伝送された画像は、周辺走行車両の送受信アンテナを経由してカーナビゲーションシステム等に表示できます。本システムは、基地局などの通信インフラが不要な車と車との通信(車々間通信)システムを利用するため、有線ネットワーク上のルータ等で発生する処理遅延がなく、即時にデータの送受信が可能です。現在、カメラ付き携帯電話にて送信できる35万画素の静止画(640x480ピクセル)を伝送する場合、本システムでは3秒以内に実現することができ、携帯電話に比べて伝送時間が半分以下になります。また、インフラを利用しないので通信コストが不要となり、安価に静止画を送信できるシステムとなっています。
本システムを利用することにより、災害や事故、渋滞状況等を撮影して周辺の車に伝えるなど、自動車の安全走行を支援することが可能となります。また、仲間同士でドライブする際には、コミュニケーションツールとして利用することで、車内の快適な移動空間が実現できます。
現在、約40%の新車にはカーナビゲーションシステムが搭載され、無線通信を利用して運転者や同乗者のニーズに合わせた情報を提供するテレマティクス(※3)サービスが始まっています。誰もが手軽に、目的地へ迷うことなく辿り着ける便利な車社会の実現に向けて、モバイルユーザの多様なニーズを満たす高度なテレマティクスサービスへの期待が高まり、場所を意識することなくシームレスに情報提供が可能な環境の実現が求められます。

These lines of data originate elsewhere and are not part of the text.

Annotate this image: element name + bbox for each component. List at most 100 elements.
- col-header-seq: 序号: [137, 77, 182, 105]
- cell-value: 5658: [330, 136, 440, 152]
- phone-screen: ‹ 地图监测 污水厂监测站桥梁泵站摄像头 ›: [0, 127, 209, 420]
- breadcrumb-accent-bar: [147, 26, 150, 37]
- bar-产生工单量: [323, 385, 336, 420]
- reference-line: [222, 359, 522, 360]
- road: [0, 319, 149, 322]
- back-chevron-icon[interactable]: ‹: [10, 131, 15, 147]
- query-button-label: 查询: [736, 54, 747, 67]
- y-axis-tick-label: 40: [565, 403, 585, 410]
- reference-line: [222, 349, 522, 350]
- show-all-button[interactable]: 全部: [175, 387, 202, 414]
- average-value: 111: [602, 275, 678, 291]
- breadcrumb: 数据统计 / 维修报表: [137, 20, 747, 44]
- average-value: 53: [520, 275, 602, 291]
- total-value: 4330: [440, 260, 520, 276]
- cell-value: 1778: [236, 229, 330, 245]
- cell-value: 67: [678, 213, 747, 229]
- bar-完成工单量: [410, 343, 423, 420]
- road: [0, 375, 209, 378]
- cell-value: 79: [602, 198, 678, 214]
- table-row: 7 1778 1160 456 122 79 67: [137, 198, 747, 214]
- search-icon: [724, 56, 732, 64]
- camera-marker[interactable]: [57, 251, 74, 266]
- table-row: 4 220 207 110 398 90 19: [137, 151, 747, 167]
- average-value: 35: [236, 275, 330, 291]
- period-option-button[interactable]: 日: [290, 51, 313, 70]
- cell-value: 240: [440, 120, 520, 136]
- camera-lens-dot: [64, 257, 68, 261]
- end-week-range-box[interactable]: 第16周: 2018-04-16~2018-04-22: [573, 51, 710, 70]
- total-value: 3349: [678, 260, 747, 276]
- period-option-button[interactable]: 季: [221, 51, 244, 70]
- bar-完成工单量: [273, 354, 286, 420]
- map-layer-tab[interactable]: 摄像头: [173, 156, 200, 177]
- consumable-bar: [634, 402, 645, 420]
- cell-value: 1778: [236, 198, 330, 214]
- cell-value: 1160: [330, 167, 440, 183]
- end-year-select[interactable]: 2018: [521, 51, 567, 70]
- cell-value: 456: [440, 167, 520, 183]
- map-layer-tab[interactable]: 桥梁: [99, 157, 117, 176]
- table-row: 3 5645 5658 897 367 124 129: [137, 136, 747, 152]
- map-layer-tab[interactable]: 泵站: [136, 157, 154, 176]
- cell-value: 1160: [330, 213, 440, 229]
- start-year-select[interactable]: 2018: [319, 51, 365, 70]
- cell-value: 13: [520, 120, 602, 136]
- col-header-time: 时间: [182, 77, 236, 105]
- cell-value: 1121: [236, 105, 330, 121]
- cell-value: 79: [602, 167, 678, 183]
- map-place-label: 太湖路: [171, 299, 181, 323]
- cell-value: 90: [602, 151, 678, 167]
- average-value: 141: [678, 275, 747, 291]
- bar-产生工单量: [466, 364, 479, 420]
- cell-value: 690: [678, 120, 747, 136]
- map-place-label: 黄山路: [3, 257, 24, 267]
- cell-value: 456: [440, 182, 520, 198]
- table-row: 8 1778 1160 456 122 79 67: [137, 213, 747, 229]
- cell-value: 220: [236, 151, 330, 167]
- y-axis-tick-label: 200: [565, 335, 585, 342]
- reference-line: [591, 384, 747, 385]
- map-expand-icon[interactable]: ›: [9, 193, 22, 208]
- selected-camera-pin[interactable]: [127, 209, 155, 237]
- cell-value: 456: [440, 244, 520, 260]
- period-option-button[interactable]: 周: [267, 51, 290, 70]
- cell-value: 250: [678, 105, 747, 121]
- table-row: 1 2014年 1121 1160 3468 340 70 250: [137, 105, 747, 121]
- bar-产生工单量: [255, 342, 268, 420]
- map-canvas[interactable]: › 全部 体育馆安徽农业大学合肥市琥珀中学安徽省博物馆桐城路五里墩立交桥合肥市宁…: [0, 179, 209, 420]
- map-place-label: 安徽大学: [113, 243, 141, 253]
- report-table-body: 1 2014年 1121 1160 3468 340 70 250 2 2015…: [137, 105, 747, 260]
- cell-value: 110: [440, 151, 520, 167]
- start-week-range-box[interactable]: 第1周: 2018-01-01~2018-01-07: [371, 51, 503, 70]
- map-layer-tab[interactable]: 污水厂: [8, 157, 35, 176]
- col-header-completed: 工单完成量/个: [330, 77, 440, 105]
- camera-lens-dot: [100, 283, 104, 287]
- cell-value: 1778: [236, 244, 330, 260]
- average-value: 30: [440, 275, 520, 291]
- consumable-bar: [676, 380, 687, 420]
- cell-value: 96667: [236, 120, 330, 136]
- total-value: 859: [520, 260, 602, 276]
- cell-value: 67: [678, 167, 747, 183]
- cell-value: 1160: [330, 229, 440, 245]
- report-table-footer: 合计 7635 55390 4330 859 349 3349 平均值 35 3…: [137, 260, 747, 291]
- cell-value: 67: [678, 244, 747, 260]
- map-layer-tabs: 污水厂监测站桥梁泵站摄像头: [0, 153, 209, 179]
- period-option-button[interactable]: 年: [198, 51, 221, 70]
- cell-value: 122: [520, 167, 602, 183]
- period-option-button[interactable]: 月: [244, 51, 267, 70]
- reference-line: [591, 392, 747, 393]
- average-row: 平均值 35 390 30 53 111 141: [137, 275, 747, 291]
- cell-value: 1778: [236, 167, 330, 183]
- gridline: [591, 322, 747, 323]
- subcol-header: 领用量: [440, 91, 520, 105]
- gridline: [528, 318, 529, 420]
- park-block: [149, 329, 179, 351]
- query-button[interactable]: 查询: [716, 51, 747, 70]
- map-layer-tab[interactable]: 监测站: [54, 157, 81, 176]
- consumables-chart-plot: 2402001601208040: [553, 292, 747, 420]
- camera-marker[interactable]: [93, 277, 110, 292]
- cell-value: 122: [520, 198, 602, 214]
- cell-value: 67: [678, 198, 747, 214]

今後、沖電気はテレマティクスサービス市場の拡大を見据え、『写々間通信システム』の商用化に向けて、システムの小型化や操作性の向上を図る技術を開発していきます。また、現在、国内において民間レベルでの技術標準の策定作業が進められており、標準化を視野にいれて商品化を進めていく予定です。
【アドホックネットワークにおけるMAC技術開発の経緯】
車は、ドライバーの意思で目的地に向かって自律的に走行しています。偶然、目的地までの経路が局所的に同じ場合には、走行車両間でアドホックな車群が形成されます。本車群では、走行車両の合流離脱が頻繁に発生するため、車群内の任意車両を基地局と想定して通信品質を集中制御することはできません。そのため、基地局の無いアドホックネットワークにおいては、通信品質が保証できる高価なギャランティー型もしくは通信品質は保証しないが安価なベストエフォート型のどちらかにしなければならず、その選択はメディアアクセス制御方法に依存しています。弊社は、各種の協調走行実験を通して、ベストエフォート型でアプリケーションの実行に必要となる通信品質を保証するメディアアクセス制御技術の開発を行ってきました。弊社のメディアアクセス制御技術を用いることで、安価で静止画像を素早く送信する写々間通信システムを実現しました。
【写々間通信システムの主な特徴】
- 半径数百メートルのエリアにいる複数の周辺走行車両に対して同時に送信
- 640×480ピクセルで35万画素の静止画像(JPEGファイル)を3秒以内に伝送
- 1対1だけでなく1対N(複数)での通信が可能
【DSRCシステム概要】
DSRCシステムは、路側の有線ネットワークに接続した無線基地局と走行車との間で情報を交換しあう路車間通信システムと、走行車両間で情報を交換しあう車々間通信システムに大別されます。路車間通信システムは、既に国内で民間標準(ARIB STD-T75)が定められており、商用化に向けての開発が進められています。一方、車々間通信システムは、現在国内において民間レベルでの研究開発・実験などが行われています。
【システム構成】
- MAC部:送信タイミングの制御や受信パケットの誤り検出を行います。
- RF部:5.8GHz帯無線パケットの送受信や変復調を行います。
- HMI部:静止画の撮影や送信の操作、CCDカメラの映像および受信画像の表示をします。
- CCDカメラ
- 送受信アンテナ
用語解説:
- ※1:ITS(Intelligent Transport Systems)
- 最先端の情報通信技術を用いて人と道路と車両とを情報でネットワークし、交通事故や渋滞などといった道路交通問題の解決を目的に構築する新しい交通システム。
- ※2:DSRC(Dedicated Short Range Communications)
- ETCや商用車管理システム等の路車間通信に用いられる狭い範囲を対象とした通信方式。現在まで光と電波を用いる2つの方式が開発されており、通信可能な範囲は一般に数mから数百mで、駐車場、物流センタ、ガソリンスタンド、コンビニなどでの活用が考えられている。
- ※3:テレマティクス
- 自動車などの移動体における携帯電話通信、カーナビへの情報提供やインターネット・サービスを提供する技術あるいはマーケットセグメントのこと。ワイヤレス・コミュニケーション技術や車載コンピュータ、GPS(全地球測位システム)などのIT技術を利用して自動車の中で外界の諸サービスを自由に享受する。